Et voilà que le divorce symbolique entre les Français de condition modeste d’origine maghrébine (ou turque ou sahélienne) et les Français de souche ou assimilés, expose ceux-là à des pulsions terribles. Les images provenant du Moyen-Orient ne vont pas les calmer! Tsahal contre des jeunes lanceurs de cailloux, Tsahal qui rase des maisons, Tsahal qui envoie l’aviation contre les lanceurs de missiles… L’effet des images est inéluctable, même si je tente souvent de le rectifier. Par contre le soldat de Tsahal abattu, l’acte de terrorisme contre des civils israéliens, c’est moins visuel, moins dramatique, moins David contre Goliath. Les Israéliens le savent, mais n’ont pas trouvé la parade. Ces images atteignent les banlieues françaises.
C’est ancré dans trop d’esprits jeunes et moins jeunes, surtout musulmans.

J’admire les musulmans qui arrivent à s’extraire de l’attraction vers ce radicalisme facile, vers cette glorification implicite portée par l’ultra-gauche, voire par les Insoumis anticolonialistes et repentistes.

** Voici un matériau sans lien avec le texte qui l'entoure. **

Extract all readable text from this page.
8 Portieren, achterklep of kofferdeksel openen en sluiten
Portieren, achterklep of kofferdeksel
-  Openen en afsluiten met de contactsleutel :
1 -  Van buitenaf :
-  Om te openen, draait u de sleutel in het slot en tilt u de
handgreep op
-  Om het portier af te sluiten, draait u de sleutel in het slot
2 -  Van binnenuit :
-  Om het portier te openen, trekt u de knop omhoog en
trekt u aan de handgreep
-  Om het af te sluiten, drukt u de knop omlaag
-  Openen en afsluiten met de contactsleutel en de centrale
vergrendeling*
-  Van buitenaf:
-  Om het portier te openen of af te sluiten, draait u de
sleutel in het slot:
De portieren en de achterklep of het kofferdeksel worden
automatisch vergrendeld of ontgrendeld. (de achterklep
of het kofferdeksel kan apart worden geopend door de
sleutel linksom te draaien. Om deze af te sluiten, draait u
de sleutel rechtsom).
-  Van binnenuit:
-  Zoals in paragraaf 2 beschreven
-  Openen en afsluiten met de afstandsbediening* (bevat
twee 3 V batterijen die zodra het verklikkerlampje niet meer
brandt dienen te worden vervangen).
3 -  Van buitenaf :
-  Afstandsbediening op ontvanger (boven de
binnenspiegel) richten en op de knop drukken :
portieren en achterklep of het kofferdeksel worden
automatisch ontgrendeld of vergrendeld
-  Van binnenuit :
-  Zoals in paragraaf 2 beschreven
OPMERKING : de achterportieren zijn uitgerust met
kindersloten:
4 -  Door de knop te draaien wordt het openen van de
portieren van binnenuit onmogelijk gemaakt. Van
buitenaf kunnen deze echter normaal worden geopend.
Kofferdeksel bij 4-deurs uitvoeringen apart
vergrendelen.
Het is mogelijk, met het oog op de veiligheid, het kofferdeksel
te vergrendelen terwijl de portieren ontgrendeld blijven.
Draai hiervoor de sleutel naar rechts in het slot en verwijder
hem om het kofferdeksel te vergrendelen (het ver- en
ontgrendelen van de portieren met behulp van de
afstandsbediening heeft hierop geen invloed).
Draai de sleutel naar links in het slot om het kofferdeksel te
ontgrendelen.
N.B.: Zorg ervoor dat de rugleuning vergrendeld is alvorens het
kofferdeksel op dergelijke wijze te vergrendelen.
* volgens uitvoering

Ainsi, l’État aurait dû interpréter différemment le cours de l’histoire depuis 15 ans. Mais il n’a pas su, ni lui ni la classe politique, ni la société civile en général sans oublier la presse. Je pense que l’on peut ainsi savoir pourquoi l’antisionisme monte, et que l’on peut imaginer qu’il finira par rattraper l’antisémitisme pur. Est-il encore temps pour éviter la fusion complète des deux “ismes”? Le président Emmanuel pense  implicitement y réussir, lui qui évite de pénaliser l’antisionisme comme forme de racisme. Déconstruire le mal en ses parties inhérentes, et les neutraliser une à une. Quelle société peut réussir cela? Celle qui s’y voit obligée.